D’un point de vue social, l’avantage d’une implantation en territoire n’est plus à démontrer. Avec, dans ses valises, de l’activité et des emplois à offrir, un groupe qui privilégierait la périphérie à la métropole œuvrerait ainsi pour le développement local, aussi bien économique que politique d’ailleurs. Mais lui, qu’aurait-il à y gagner ? Une note de France Stratégie (ministère de l’Économie) l’affirmait très clairement en 2018 : l’entreprise qui choisit la province renforce sa « capacité à se différencier », à travers les systèmes productifs locaux (DATAR) qui facilitent les dynamiques d’innovation technique notamment.

« Au-delà de l’intérêt stratégique pour certaines entreprises de s’implanter sur un territoire particulier, la territorialité personnelle du dirigeant joue aussi un rôle », poursuit la note. Comme c’est le cas avec la SFAM, alors que Sadri Fegaier souligne à quel point l’implantation locale offre de nombreux avantages : « Cela permet une analyse rapide du dossier client, et le consommateur s’y retrouve. Le fait d’être joignable et accessible rapidement offre une qualité de service basée sur une rapidité d’exécution mais aussi sur la formation ». La SFAM forme effectivement une soixantaine de personnes, afin de leur délivrer un diplôme bac+2 ou +3 et de les embaucher derrière.
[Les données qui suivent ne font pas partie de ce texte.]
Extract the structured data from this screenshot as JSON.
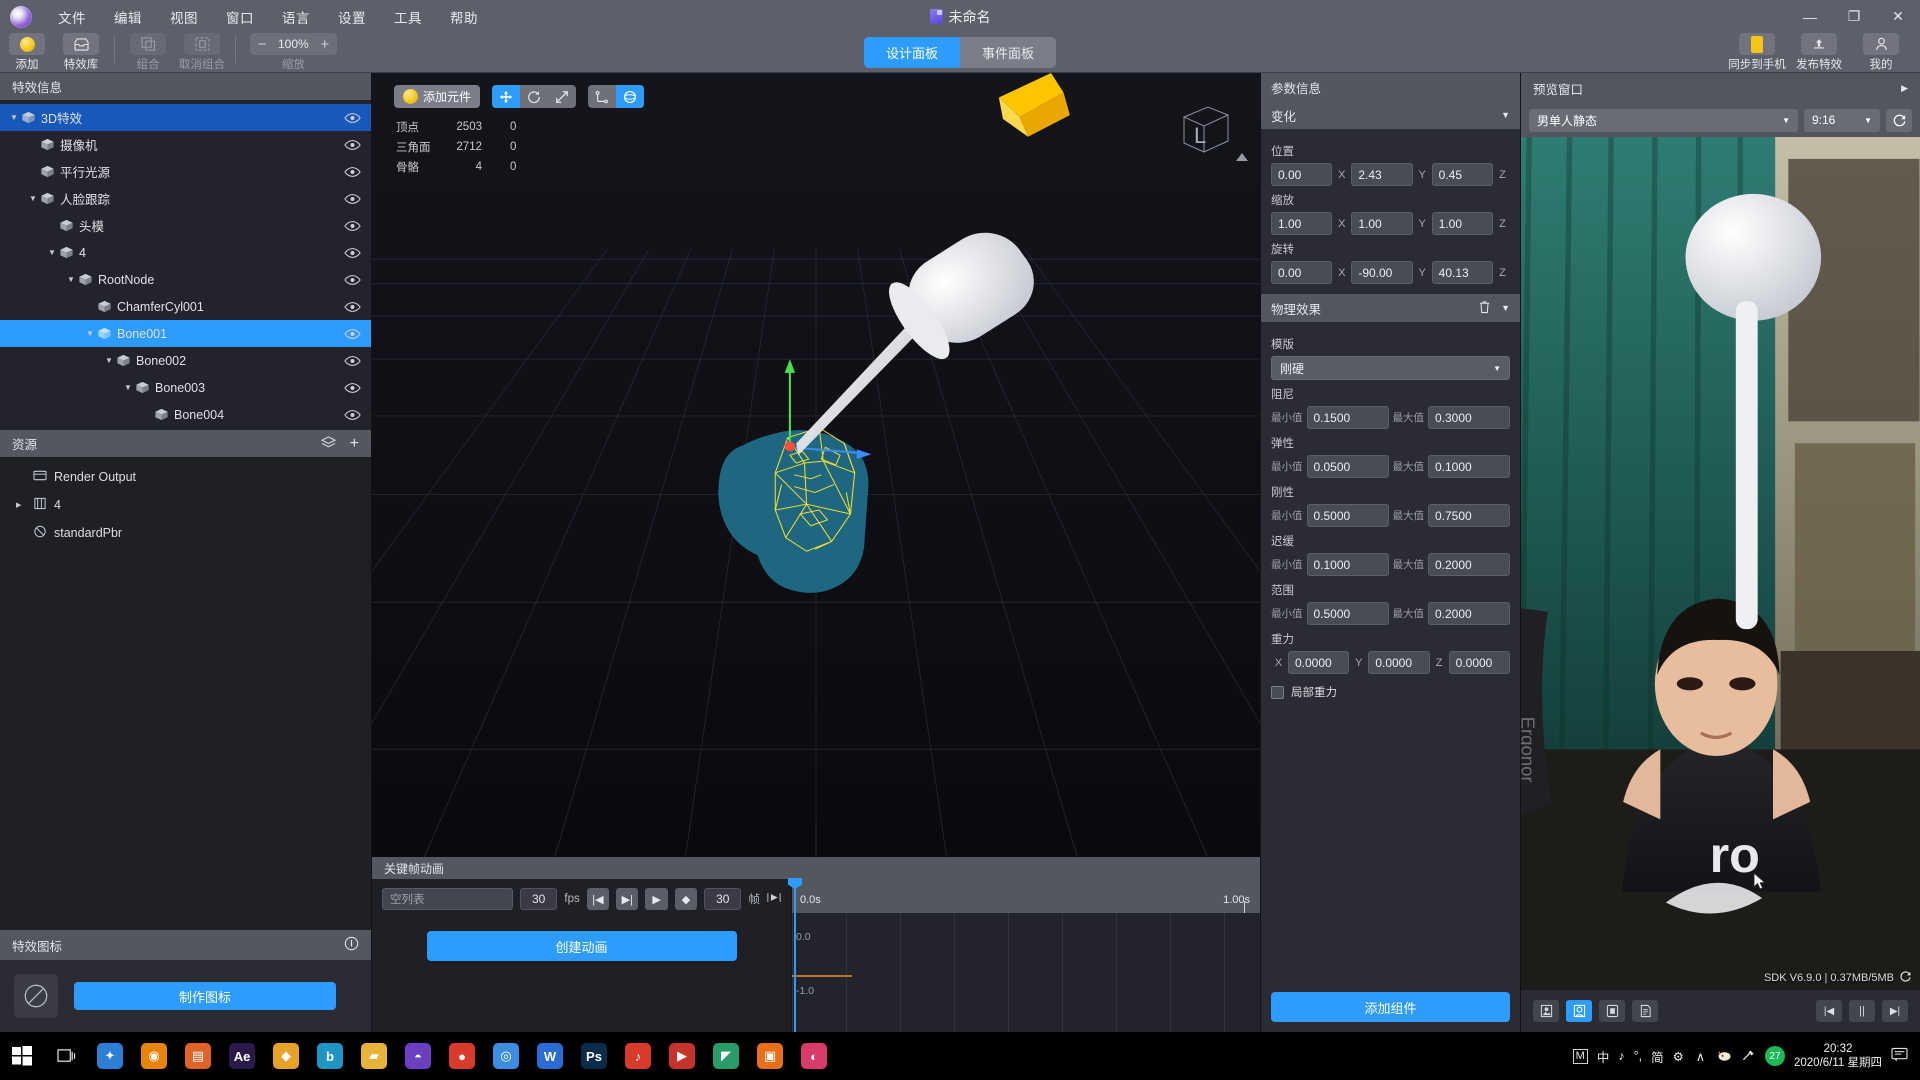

Développement de la concertation sur les projets, soutien du développement économique et des services de base, dynamisation de l’attractivité du territoire : se dirige-t-on vers une responsabilité territoriale des entreprises ? Les cas de SFR et Vinci sont particulièrement évocateurs. Tandis que le groupe de télécom a formé, ces dernières années, plus de 600 tuteurs afin qu’ils accompagnent des jeunes issus de quartiers dits sensibles pour qu’ils intègrent de grandes écoles, le second a bâti des parcours qualifiants à destination des demandeurs d’emplois afin de les former aux métiers du BTP.

Grâce à l’émergence des normes RSE, des nouvelles technologies et la concertation entre privé et public, les entreprises ont cessé, petit à petit, de n’être « que » productrices de richesses, pour s’emparer des questions socio-économiques externes. Pour de nombreux analystes, l’employeur a aujourd’hui des responsabilités à assumer au sein d’un écosystème donné. Qui peut très bien être, pour le bien de la collectivité dans son ensemble, un territoire éloigné des grandes métropoles où se concentrent traditionnellement activité économique et emplois. Cours d’eau et littoral à proximité ou non.